WASHINGTON – The District of Columbia issued more than 700,000 speed camera tickets last fiscal year, netting the city about $78.8 million dollars — a record high.
In 2013, D.C. is on pace to match those numbers, according to documents obtained by WTOP.
“These numbers are simply astonishing. We see the double of speed camera tickets in the District from FY 2011 to FY 2012 and now that trend seems to be holding for FY 2013,” says John Townsend II, AAA Mid-Atlantic’s manager of public and government affairs.
Since October 1, the start of FY 2013, D.C. has issued nearly 335,000 tickets, which is almost the same amount for all of 2011. From those tickets, the city has generated $44.8 million already this year.
“The city says the overall revenue will decline in 2013 because of lowering the ticket amounts. But in reality, I think we’re going to see a record amount of speed camera tickets this year, and still have a record amount of revenue. When you add the red-light camera revenue, D.C. is going to make $120 million this year,” Townsend says.

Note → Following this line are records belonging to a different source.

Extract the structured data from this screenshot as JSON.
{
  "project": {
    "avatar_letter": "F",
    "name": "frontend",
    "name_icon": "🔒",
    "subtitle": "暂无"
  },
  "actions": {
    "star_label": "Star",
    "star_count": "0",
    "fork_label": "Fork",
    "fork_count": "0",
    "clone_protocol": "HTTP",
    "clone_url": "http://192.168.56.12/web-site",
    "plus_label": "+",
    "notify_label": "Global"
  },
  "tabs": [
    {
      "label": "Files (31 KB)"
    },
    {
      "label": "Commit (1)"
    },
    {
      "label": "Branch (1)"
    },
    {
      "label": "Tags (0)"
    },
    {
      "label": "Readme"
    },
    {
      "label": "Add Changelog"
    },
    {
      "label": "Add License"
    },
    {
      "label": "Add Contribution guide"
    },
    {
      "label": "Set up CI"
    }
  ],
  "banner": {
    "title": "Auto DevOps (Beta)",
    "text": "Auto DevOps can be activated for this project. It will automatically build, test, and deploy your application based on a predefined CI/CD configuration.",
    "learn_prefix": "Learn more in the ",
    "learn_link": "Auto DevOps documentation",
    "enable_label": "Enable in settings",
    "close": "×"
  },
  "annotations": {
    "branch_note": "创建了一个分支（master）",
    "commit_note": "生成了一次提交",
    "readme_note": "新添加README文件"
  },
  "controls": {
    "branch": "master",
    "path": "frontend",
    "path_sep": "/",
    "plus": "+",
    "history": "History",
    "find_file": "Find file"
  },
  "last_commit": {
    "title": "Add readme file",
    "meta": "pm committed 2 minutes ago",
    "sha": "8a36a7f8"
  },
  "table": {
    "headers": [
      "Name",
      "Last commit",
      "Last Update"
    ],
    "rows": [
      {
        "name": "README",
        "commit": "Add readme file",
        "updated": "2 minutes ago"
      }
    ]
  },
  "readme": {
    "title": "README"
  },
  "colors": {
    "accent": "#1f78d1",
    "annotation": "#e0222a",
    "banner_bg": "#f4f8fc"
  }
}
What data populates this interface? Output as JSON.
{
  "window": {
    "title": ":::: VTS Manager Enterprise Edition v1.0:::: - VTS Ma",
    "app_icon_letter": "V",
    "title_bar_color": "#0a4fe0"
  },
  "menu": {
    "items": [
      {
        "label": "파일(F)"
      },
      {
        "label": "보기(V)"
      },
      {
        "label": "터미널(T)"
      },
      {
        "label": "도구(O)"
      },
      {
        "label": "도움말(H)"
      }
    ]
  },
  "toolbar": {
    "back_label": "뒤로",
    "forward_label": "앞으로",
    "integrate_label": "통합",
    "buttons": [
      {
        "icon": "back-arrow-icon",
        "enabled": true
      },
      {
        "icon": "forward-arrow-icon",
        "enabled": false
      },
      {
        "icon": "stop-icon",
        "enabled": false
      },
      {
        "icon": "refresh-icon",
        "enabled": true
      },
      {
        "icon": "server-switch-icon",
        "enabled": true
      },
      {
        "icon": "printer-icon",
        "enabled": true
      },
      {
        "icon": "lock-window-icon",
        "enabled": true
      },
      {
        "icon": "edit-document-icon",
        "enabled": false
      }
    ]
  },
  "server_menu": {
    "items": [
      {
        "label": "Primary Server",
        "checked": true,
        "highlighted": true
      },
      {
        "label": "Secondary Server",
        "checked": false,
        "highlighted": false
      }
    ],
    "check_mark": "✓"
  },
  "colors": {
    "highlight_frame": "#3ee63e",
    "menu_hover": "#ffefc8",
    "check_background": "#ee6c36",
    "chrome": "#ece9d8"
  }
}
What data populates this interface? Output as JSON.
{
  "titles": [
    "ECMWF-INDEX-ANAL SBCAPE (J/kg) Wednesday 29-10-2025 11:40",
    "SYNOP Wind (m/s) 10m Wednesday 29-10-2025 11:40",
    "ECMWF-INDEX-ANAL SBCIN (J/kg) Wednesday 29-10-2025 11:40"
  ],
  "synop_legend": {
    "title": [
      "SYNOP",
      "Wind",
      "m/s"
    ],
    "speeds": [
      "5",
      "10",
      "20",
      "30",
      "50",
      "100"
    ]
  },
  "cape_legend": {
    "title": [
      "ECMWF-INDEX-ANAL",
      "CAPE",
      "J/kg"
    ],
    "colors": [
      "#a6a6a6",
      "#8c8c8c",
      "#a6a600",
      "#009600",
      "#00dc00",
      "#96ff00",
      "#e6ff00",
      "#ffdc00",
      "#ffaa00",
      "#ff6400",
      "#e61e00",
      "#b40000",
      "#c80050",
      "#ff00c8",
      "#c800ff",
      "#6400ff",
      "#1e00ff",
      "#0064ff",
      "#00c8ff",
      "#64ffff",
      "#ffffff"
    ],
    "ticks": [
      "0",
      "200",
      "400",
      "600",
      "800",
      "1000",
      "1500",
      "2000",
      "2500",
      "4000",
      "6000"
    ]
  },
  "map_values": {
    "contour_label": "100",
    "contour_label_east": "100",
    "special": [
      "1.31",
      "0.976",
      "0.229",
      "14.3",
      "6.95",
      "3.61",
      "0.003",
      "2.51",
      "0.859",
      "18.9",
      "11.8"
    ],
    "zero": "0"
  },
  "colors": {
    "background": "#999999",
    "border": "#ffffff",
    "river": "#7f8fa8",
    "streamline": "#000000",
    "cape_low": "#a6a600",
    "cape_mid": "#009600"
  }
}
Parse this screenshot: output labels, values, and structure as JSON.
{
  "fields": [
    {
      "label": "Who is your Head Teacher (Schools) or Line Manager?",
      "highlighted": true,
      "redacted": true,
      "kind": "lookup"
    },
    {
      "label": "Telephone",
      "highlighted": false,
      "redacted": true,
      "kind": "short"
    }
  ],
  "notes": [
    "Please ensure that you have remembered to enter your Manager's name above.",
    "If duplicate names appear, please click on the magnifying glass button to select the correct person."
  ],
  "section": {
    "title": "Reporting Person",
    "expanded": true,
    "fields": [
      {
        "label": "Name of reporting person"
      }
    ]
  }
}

“Automated Traffic Enforcement is, and has been from the beginning, about saving lives by reducing risky and aggressive driving through consistent enforcement. MPD’s goal is to change people’s habits of speeding and running red lights, which this program has done,” says MPD spokeswoman Gwendolyn Crump said in a statement to WTOP.
“Over the past eleven years, since the speeding program was started in August 2001, the District experienced a 73% decrease in traffic fatalities: from 72 in 2001 to a historic low of 19 in 2012, a reduction of over 40% from 2011,” Crump says.
On April 1, speeding fines dropped across the board in the District. Going 11-15 mph over the limit went down from $100 to $92. Going 16-20 and 21-25 mph over the limit drop $50 apiece.
However, nearly 80 percent of all speed camera tickets go to drivers between 11-15 mph over the limit, according to documents obtained through a Freedom of Information Act request. Thus, Townsend argues the impact on reducing the fines will have little impact.
“When you consider that many speed cameras are in locations where the speed limit are 25 or 30 mph, it’s not hard to believe some people may go over the limit because drivers go at what engineers call the 85 percentile speed. So it’s not hard to generate tickets when the limits are set artificially low,” says Townsend.
Safety advocates point to the fact that these speed limits ensure the safety of the high pedestrian traffic in the District, as well as protect neighborhoods within the city. They argue speed cameras are just another tool to protect people from reckless drivers.
Documents also show most of the tickets come from cameras placed just over the D.C. border. In 2011, the top generating camera was on the 600 block of New York Avenue NE, just as drivers enter the District from US 50 and the BW Parkway. In 2012, the top camera was on DC 295 near Exit 1, just past the Wilson Bridge as drivers cross between Virginia, Maryland and the District.
So how does this compare to Maryland speed cameras?
Prince George’s County issued about 439,335 speed camera tickets in FY 2012, and Montgomery County issued about 350,000 tickets.
Revenue numbers in Maryland are much lower from speed cameras because the law mandates fines are $40, less than half the amount of the District.